A California jury has found Meta Platforms and Google’s YouTube liable for designing addictive features that harmed a teenage user’s mental health, ordering $3 million in compensatory damages.
The plaintiff, identified as K.G.M. or Kaley, alleged that heavy Instagram and YouTube use during childhood fueled depression, anxiety, and body image issues. Her legal team argued the platforms used autoplay, endless scrolling, algorithmic recommendations, and persistent notifications not as neutral tools-but as engineered systems to maximize engagement from young users.
Jurors assigned 70% of liability to Meta and 30% to Google and also found grounds for punitive damages, with a separate phase to determine additional penalties.
Both companies plan to appeal. During trial, they contended adolescent mental health stems from multiple factors and highlighted existing parental controls and safety tools.

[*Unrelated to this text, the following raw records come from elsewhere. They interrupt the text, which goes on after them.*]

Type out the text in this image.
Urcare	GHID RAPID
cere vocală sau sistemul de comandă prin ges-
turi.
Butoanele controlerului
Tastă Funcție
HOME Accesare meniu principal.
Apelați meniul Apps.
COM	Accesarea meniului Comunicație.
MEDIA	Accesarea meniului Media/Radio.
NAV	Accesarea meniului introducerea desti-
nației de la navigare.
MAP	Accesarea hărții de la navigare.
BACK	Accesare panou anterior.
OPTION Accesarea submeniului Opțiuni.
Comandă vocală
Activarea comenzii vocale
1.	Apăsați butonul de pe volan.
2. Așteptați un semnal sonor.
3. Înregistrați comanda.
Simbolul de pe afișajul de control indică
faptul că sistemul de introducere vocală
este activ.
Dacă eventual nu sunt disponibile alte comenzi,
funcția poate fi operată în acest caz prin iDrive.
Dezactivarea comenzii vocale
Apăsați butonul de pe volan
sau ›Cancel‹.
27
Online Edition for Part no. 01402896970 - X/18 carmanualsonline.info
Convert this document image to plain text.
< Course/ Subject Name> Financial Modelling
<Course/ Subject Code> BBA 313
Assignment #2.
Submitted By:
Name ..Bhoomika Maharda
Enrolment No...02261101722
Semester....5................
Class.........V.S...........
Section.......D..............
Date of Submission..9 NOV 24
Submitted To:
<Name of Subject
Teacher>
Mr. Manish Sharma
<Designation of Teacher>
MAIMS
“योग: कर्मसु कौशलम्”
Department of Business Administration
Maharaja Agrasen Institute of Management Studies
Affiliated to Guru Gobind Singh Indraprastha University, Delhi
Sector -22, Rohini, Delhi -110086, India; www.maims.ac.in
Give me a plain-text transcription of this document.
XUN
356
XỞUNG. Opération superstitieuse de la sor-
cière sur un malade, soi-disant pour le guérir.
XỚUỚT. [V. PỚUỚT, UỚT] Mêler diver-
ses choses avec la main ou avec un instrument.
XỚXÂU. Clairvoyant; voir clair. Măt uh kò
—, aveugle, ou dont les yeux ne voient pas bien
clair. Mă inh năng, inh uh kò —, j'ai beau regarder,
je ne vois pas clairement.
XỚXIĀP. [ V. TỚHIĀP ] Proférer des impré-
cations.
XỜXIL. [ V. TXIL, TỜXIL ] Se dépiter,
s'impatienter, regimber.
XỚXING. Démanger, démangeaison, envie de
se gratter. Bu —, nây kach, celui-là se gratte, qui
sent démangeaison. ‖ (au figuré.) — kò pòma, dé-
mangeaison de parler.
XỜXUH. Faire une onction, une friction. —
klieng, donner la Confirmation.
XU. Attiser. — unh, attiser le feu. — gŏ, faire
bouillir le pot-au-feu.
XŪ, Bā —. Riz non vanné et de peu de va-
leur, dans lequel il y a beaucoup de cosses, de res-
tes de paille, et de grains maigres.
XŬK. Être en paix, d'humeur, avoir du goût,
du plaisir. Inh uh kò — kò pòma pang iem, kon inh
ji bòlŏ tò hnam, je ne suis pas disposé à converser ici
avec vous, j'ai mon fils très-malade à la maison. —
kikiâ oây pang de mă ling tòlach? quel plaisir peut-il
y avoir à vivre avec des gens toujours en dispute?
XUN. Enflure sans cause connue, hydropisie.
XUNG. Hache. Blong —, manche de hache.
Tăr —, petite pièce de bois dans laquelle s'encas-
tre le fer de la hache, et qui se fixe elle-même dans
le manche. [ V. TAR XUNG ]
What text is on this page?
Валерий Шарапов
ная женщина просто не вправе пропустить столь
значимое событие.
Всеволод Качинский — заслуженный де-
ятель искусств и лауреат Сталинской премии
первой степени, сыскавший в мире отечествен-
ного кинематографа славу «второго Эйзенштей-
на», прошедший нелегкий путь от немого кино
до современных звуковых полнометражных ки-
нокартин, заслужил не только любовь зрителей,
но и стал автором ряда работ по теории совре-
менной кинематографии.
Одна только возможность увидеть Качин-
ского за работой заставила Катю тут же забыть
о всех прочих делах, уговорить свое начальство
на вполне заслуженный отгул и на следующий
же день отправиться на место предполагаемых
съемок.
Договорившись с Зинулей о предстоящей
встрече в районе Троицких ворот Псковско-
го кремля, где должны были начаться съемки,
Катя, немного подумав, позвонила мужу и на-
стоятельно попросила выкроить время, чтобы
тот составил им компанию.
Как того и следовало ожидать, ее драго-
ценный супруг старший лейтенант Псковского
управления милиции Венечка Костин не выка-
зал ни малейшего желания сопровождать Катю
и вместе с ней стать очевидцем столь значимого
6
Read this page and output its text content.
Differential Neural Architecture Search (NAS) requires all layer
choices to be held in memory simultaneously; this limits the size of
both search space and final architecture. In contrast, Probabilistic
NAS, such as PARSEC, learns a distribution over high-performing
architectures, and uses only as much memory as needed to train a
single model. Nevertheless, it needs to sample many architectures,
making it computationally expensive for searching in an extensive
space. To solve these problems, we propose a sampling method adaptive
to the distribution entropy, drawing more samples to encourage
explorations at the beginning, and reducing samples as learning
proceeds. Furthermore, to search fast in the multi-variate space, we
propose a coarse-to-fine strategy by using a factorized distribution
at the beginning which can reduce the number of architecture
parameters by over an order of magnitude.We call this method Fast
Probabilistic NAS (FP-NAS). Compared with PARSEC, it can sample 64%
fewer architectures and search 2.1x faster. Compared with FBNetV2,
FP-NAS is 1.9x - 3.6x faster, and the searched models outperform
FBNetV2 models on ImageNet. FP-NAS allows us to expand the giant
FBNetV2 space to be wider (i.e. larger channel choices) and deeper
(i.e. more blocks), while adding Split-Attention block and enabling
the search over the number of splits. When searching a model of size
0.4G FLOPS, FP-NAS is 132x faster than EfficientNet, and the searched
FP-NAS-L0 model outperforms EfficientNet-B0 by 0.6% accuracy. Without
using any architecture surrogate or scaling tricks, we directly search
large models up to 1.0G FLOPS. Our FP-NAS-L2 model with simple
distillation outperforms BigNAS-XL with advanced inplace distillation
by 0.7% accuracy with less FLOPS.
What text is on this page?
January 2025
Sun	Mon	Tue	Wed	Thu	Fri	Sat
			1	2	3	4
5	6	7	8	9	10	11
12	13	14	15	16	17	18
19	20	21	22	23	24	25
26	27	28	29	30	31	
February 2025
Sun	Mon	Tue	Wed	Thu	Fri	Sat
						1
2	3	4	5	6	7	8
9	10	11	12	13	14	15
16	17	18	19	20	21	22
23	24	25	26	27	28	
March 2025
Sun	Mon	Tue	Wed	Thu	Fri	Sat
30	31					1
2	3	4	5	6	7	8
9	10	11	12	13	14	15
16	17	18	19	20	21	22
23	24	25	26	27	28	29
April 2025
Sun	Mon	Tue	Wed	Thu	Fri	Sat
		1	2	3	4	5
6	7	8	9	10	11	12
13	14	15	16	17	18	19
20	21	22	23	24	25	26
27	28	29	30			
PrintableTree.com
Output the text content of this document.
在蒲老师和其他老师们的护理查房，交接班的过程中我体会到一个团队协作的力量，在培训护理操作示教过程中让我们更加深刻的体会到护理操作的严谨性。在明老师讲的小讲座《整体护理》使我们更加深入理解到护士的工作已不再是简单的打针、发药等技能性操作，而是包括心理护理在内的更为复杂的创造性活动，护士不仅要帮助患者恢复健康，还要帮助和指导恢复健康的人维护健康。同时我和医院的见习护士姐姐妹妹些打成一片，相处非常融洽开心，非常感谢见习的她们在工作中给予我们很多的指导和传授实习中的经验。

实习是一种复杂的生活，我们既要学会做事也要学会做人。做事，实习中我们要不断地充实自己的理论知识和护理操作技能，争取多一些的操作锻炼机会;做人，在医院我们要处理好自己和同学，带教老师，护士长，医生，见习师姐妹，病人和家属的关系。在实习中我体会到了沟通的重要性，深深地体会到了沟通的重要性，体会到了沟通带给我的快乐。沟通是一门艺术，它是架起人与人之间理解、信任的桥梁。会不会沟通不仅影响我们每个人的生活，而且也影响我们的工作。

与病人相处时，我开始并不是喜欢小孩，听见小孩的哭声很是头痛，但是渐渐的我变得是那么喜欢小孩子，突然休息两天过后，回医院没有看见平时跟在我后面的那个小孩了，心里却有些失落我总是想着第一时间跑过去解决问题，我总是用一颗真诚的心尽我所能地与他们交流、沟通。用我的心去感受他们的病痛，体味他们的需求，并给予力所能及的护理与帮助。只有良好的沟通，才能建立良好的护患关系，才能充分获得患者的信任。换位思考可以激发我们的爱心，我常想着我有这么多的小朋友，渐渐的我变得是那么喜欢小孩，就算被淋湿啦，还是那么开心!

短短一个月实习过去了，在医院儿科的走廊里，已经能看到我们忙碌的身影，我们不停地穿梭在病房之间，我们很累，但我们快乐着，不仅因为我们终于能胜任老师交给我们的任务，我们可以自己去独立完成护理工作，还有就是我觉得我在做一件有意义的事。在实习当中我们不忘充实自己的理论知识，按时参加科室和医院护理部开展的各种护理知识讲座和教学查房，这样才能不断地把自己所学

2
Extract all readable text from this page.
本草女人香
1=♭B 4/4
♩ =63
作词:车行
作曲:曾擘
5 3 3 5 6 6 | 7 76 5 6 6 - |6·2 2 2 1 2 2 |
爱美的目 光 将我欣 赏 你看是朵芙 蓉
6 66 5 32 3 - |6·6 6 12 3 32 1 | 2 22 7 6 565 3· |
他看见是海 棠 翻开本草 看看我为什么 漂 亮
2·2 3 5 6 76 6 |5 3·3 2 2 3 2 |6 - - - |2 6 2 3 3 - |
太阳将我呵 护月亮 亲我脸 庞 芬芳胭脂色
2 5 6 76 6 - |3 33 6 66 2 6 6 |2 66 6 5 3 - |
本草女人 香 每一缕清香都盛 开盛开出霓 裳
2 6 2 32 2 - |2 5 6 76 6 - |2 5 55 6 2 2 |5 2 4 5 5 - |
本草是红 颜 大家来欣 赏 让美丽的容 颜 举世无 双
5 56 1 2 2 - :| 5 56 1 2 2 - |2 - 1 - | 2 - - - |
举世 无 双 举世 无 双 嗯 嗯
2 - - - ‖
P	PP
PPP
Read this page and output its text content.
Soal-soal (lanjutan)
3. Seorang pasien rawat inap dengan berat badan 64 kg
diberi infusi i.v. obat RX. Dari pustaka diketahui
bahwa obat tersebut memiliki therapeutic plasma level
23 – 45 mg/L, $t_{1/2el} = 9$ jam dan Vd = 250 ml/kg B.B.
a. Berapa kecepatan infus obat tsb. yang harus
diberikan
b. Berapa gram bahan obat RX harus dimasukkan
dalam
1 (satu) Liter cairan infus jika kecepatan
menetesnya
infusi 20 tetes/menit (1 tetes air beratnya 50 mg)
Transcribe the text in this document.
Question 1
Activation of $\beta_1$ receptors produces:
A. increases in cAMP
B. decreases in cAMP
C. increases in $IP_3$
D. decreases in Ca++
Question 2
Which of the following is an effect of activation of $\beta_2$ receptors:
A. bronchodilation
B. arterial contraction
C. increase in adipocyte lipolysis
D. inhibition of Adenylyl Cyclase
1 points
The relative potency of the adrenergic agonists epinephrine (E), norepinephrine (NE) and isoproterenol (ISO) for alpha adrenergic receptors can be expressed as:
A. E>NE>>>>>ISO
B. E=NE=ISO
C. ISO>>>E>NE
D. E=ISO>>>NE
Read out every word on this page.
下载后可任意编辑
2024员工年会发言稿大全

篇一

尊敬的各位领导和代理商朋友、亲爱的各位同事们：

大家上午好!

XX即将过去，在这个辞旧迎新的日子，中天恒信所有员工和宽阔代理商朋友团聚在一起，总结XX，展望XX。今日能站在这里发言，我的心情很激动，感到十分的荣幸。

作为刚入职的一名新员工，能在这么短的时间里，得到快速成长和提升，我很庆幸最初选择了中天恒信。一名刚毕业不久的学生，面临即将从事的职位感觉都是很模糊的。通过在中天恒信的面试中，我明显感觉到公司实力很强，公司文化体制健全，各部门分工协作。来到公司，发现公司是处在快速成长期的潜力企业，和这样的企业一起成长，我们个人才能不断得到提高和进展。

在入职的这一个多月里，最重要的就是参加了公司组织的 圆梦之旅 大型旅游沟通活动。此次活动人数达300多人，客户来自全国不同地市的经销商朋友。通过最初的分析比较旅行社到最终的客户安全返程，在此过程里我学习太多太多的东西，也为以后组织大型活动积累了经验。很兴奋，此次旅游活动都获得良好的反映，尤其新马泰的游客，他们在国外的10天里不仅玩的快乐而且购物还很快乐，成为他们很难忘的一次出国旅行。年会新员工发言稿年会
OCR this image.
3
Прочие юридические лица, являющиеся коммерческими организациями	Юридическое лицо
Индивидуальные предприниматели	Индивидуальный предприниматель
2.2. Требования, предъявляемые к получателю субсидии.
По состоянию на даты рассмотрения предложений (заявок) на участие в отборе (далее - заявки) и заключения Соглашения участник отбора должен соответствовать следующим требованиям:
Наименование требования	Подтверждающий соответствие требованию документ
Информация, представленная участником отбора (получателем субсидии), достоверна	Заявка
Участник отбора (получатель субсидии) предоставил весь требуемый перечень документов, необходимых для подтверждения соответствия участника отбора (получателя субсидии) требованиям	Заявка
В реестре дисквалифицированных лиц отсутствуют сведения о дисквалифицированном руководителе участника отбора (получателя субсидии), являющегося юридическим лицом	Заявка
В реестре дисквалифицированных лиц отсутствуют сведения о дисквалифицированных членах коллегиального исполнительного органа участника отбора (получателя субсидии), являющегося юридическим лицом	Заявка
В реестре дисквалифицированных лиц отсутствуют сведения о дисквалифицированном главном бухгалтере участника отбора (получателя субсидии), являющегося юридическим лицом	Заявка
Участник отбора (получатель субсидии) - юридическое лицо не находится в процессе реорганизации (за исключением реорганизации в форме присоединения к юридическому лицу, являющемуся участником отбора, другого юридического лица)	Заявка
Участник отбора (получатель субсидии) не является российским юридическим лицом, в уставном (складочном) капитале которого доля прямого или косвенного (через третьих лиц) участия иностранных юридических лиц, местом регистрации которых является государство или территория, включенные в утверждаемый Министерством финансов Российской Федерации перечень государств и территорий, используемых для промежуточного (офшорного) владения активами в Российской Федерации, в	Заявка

This verdict follows a separate New Mexico ruling where Meta was found to have misled the public about child safety, violating the state’s Unfair Practices Act. While that case focused on sexualized content and predators, both rulings converge on a core issue: tech platforms’ failure to safeguard minors.
The California decision could set a precedent as thousands of similar lawsuits advance nationwide, signaling growing judicial willingness to hold tech firms accountable for product architecture-not just user-generated content.